El Perú en un mundo incierto: sobrevivir no es suficiente, por Mercedes Araoz | Economía peruana | Davos | OPINION

El mundo que se observa desde foros como el de Davos no es simplemente un mundo en crisis, sino uno en transición desordenada. La fragmentación geopolítica, el debilitamiento de las democracias, la tensión entre apertura y proteccionismo, y una acelerada transformación tecnológica, sin reglas claras, configuran un escenario de alta incertidumbre. Las certezas que durante décadas ordenaron la economía y la política global, hoy están en discusión, cuando no abiertamente cuestionadas. Basta escuchar los discursos de varios líderes que estuvieron en Davos y leer en los diarios sobre las tensiones geopolíticas actuales para comprender que el orden internacional creado a mediados del siglo XX ya no va más, y que nos aproximamos a uno que desconocemos totalmente.

En ese contexto turbulento, el Perú vive una paradoja inquietante. Mientras su política se muestra frágil, errática y muchas veces desconectada de las demandas ciudadanas, el país –su economía, sociedad e instituciones básicas– sigue funcionando. No crecemos todo lo que podríamos, pero resistimos. Esa resiliencia silenciosa no es casualidad: responde a años de construcción de anclas macroeconómicas, reglas fiscales y monetarias prudentes, apertura comercial y una ciudadanía que, pese al ruido político, sigue apostando por el trabajo y esfuerzo.

Sin embargo, sobrevivir no puede ser nuestro horizonte. En un mundo cada vez más competitivo y fragmentado, la mera estabilidad es insuficiente. El verdadero desafío para el Perú no es solo resistir los ‘shocks’ externos, sino reconstruir confianza interna: en la política, en las instituciones y en la idea misma de un proyecto común. La ausencia de consensos básicos, la debilidad del liderazgo y la falta de una narrativa de futuro limitan nuestra capacidad de aprovechar oportunidades en medio del desorden global.
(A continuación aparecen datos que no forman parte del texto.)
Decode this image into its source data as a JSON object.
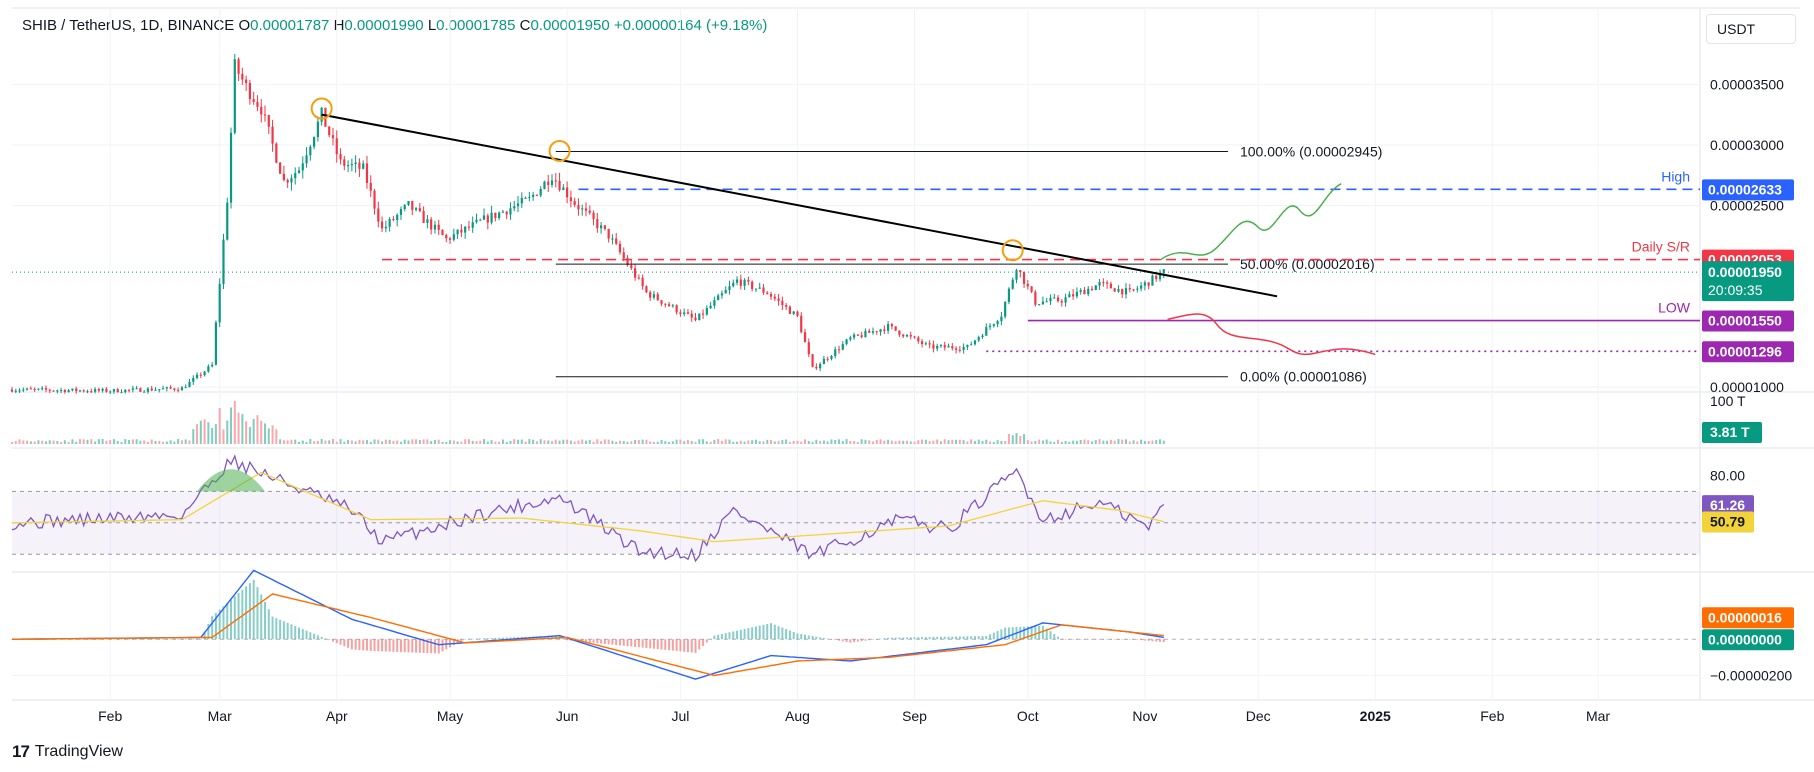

Pero sería un error atribuir nuestra fragilidad política únicamente a una desconexión con las demandas ciudadanas. Lo que vivimos hoy es profundamente una crisis ética del liderazgo político. Los ciudadanos pueden comprender el error humano y aceptar decisiones difíciles cuando perciben honestidad y coherencia. Lo que rompe definitivamente la confianza es la mentira sistemática, la falta de consistencia entre lo que se dice y se hace, y el uso del poder sin principios claros. Sin referentes éticos mínimos, la política deja de ser un espacio de servicio y se convierte en una fuente permanente de desconfianza y desencanto.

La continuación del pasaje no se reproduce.